As part of your financial disclosures, the court requires you to provide your monthly living expenses/budget to show whether you make more or less than you spend each month.
How do my expenses affect my case?
This shows the court and your spouse what your need for support is. Child support is based on a mathematical calculation that takes into account how many children you have, how much time you and your spouse have with your children, and both you and your spouse’s income and tax deductions (more on that here). Permanent spousal support (which is support, or “alimony”, paid after your Judgment is entered), on the other hand, is based on a number of subjective factors, including, among other things, your (or your spouse’s) need for support (these factors are laid out in Family Code Section 4320; more on that here).
What are these expenses compared to?
One phrase that comes up often is the “marital standard of living”. This refers to the costs of your living expenses and your spending trends during marriage, like your mortgage or rent payments, as well as vacations, cars, education/tuition, etc. One of the difficulties with this concept is that it’s financially impossible to support two households at the same standard as one without increasing your expenses. Suddenly, you’re each paying your own mortgages or rent and utilities; even food costs tend to be more than 50% of your costs living together.
In your financial disclosures, you’ll be asked to provide information about your living expenses – either your current expenses, or “proposed” expenses.

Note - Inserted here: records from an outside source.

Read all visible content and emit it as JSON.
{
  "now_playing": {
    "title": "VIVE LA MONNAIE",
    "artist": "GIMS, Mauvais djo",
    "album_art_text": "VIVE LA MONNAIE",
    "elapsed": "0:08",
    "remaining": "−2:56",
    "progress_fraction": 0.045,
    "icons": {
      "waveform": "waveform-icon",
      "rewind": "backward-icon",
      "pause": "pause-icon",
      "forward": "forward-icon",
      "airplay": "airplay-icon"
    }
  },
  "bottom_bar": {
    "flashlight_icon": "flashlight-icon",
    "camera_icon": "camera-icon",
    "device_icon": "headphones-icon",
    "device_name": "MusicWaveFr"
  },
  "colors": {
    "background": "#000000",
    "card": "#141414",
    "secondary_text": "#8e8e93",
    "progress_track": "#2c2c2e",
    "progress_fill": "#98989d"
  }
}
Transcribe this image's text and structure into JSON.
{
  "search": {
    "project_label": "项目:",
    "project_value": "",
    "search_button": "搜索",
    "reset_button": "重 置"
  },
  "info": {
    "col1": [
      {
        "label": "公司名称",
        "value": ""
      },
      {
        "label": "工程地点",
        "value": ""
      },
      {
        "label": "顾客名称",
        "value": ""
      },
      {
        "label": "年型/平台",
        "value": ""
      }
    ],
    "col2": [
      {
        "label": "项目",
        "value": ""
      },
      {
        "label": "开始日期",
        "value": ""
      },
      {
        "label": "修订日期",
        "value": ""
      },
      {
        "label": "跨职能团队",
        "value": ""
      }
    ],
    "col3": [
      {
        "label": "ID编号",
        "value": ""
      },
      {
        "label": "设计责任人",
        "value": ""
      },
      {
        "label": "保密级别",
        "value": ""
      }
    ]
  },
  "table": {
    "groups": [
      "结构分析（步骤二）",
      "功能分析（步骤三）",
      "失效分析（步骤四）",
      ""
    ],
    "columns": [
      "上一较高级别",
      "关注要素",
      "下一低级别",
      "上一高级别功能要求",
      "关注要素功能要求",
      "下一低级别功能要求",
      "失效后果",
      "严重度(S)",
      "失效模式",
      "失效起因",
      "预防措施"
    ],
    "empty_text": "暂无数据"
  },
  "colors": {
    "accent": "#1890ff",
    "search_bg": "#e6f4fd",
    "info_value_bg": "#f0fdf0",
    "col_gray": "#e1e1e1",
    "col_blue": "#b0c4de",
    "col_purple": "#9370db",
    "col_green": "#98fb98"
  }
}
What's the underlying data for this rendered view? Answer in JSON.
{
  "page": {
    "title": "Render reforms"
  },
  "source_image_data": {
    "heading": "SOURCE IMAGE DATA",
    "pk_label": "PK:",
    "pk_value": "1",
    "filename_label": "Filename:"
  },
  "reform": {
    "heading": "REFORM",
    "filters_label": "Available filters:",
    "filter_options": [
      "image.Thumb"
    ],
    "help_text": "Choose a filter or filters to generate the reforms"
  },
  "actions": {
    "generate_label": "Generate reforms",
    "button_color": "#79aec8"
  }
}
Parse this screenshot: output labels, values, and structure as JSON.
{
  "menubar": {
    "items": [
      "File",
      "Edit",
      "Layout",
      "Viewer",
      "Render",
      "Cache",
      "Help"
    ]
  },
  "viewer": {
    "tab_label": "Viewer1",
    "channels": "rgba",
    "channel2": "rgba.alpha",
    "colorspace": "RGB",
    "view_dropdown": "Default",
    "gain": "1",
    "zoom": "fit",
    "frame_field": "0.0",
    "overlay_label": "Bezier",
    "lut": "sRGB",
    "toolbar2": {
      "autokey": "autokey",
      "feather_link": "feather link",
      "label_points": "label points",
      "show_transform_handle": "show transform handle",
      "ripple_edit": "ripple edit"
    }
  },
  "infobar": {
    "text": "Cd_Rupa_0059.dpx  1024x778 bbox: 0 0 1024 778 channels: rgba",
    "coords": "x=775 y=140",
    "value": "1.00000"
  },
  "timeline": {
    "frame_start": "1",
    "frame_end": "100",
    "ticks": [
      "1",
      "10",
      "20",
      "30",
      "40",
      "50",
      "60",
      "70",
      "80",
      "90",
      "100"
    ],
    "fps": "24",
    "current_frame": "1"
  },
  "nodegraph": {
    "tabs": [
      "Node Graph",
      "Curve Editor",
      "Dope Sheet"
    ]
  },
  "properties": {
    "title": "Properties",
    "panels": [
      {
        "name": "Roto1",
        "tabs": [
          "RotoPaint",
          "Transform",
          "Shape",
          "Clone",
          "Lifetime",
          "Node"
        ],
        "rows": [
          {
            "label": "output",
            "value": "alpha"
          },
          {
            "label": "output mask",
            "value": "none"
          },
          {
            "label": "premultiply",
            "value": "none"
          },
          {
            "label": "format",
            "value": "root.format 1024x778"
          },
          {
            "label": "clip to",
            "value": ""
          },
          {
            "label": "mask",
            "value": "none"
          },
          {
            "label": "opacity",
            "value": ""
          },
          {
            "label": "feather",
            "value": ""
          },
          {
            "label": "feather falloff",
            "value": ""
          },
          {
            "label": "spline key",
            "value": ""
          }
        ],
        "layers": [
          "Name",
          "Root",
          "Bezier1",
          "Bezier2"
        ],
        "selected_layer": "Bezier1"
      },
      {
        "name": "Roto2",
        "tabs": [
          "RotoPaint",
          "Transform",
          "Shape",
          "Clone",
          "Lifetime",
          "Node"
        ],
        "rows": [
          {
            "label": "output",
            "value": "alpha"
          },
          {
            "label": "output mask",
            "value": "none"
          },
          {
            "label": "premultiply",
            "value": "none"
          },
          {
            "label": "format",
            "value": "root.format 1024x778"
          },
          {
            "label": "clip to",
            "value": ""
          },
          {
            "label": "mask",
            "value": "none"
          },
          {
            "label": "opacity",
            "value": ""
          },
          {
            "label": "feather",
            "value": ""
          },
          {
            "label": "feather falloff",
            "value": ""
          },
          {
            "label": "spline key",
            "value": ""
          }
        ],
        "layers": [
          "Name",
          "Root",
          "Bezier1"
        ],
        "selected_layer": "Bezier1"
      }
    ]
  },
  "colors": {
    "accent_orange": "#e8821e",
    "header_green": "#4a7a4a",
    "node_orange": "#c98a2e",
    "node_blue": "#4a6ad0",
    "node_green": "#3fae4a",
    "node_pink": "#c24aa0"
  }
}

If you or your spouse has moved out, but you don’t have enough income to support yourself at (or close to) the marital standard of living, you may choose to use proposed expenses rather than your actual expenses – this would allow your spouse and/or the court to compare how much money you have and how much money you need. In either case, your income will be compared to your living expenses to evaluate a) you or your spouse’s need for spousal support (i.e., how much less your earnings are than your living expenses), and/or b) you or your spouse’s ability to pay spousal support (i.e., how much greater your earnings are than your living expenses).
What if we’ve already agreed on support?
Even if you and your spouse have agreed to a spousal support amount (or to “terminate”, or end, spousal support), this step is legally required by the court in every divorce. Again, you’re signing these forms under penalty of perjury, so it’s very important to be as accurate and honest in this section as you can.